Over the next several months, we met with almost 100 people from the recovery community – health care providers, insurance companies, nonprofits, foundations and individuals.

In August, we began focusing on peer recovery specialists, the fastest growing service for people in recovery. Peer recovery specialists have firsthand experience with substance use disorder and can offer support and understanding for people with the disease. They receive training ­­on how to work with patients and can provide assistance to people who are at varying stages of recovery. We quickly recognized that peer recovery specialists could provide a level of accountability for the patients that we are trying to serve and are in need of new tools to support their relationships with their patients.

We’re currently testing Recovree with local treatment facilities to prove that our product improves engagement and outcomes for peer recovery specialists and their clients. 

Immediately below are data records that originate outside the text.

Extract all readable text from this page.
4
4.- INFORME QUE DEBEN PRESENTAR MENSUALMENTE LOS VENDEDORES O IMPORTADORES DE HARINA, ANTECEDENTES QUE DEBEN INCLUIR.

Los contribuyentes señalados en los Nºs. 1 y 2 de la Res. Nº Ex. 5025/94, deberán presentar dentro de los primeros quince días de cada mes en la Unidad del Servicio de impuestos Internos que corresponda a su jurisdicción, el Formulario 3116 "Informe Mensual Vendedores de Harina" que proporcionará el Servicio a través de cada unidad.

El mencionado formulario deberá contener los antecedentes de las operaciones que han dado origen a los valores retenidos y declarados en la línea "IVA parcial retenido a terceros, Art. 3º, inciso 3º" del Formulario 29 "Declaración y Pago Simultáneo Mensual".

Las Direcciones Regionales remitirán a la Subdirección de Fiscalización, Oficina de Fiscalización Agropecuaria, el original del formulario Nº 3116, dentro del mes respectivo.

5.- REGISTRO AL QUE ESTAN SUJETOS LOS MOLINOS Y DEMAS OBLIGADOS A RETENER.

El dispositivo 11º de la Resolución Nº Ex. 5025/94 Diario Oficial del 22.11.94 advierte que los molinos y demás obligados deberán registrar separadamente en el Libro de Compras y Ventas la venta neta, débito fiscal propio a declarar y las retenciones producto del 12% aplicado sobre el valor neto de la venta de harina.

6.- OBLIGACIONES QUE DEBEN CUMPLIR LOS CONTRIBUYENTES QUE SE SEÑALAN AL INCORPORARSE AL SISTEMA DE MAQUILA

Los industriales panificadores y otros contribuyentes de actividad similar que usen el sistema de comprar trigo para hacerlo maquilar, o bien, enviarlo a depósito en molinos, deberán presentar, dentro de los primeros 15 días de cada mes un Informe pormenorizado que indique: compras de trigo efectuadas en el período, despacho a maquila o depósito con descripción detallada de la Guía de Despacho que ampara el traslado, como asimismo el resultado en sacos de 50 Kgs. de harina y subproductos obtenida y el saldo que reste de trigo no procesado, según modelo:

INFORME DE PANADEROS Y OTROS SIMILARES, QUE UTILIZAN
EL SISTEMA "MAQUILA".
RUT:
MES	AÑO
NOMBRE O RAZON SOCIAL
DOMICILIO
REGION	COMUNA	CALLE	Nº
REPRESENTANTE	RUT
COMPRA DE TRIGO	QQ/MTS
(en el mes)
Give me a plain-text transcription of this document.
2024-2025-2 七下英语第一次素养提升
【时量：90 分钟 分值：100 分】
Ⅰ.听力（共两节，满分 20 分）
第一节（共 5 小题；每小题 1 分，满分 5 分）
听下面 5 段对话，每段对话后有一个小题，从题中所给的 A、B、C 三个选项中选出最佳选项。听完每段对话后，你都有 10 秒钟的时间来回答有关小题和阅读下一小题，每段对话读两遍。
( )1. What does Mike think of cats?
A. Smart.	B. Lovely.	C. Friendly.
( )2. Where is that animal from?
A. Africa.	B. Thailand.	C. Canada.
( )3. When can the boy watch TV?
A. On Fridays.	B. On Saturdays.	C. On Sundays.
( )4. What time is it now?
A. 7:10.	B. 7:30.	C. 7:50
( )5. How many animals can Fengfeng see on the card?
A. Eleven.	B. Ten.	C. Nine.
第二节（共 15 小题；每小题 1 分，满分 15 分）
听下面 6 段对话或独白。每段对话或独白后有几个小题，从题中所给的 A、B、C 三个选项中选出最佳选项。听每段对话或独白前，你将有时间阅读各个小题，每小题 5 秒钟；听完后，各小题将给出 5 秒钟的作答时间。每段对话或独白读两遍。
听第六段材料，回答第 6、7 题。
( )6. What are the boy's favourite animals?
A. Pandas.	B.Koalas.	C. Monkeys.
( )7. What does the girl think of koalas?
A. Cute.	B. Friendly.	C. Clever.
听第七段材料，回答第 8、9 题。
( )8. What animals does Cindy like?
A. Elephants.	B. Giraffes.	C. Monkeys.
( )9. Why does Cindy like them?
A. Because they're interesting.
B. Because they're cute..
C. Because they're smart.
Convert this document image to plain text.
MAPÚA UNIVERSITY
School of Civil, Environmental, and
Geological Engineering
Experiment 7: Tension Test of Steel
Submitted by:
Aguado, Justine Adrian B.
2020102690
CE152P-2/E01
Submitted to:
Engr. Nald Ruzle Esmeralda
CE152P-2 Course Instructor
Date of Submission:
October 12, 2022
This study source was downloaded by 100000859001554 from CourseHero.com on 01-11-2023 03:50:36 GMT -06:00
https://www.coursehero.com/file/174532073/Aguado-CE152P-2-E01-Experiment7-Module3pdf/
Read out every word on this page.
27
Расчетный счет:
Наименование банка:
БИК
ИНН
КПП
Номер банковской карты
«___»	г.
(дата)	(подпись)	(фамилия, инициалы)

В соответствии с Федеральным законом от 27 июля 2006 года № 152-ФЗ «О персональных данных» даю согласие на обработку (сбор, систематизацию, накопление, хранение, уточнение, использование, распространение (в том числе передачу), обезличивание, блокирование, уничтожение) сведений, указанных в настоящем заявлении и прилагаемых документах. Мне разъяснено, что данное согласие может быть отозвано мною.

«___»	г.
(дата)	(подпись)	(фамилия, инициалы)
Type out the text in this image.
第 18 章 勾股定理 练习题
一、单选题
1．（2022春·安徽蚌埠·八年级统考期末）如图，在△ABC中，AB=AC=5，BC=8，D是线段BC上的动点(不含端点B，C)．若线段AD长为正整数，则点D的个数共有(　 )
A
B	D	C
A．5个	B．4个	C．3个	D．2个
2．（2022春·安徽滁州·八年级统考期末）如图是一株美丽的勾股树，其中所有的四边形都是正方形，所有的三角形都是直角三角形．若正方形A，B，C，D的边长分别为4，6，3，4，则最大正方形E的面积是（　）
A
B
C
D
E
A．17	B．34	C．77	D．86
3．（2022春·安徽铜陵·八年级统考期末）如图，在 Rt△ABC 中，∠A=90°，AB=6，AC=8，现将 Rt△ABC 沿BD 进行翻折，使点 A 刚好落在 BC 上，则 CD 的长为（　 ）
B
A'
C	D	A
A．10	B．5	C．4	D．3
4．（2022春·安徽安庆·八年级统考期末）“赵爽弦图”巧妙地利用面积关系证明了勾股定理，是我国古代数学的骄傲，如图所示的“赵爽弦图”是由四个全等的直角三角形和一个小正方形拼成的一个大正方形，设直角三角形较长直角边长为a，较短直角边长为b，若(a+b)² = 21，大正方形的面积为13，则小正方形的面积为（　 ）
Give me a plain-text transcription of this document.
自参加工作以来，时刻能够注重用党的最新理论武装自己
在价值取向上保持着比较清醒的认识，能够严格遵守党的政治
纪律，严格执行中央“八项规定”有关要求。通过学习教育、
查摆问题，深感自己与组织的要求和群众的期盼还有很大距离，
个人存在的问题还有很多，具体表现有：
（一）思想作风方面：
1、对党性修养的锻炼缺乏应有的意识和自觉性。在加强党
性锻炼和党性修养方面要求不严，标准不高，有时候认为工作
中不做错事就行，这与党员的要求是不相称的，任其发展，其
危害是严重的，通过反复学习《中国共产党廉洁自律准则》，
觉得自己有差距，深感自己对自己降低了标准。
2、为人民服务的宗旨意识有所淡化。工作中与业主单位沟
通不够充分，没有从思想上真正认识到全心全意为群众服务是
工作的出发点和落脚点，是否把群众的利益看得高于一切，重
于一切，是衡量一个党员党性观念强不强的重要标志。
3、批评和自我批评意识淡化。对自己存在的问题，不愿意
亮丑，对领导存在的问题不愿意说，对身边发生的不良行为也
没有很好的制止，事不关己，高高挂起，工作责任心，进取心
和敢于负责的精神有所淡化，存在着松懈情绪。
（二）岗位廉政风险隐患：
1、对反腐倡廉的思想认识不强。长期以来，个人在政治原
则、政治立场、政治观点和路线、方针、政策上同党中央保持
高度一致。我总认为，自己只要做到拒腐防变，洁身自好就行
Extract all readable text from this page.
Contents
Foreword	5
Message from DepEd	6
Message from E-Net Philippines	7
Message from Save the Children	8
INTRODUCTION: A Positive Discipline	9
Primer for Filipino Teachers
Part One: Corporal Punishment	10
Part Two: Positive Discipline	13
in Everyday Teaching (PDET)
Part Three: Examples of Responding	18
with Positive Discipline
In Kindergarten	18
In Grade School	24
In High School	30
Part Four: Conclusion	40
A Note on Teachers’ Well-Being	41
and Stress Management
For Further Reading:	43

It’s been a miraculous year to say the least. My brother has been sober for 13 months and we’ve found a community that shares our hopes and vision for people in recovery. We have discovered new purpose for our lives and are driven to create better outcomes for people who pursue treatment for substance use disorder.

A very sincere thank you to the numerous people who have spent time and energy working with us on Recovree. It’s been an exciting journey and we’ve met wonderful champions throughout the community. We appreciate you and are forever grateful for accepting us and supporting our dream.

We look forward to sharing more with you in the new year. Happy Holidays to you and your loved ones.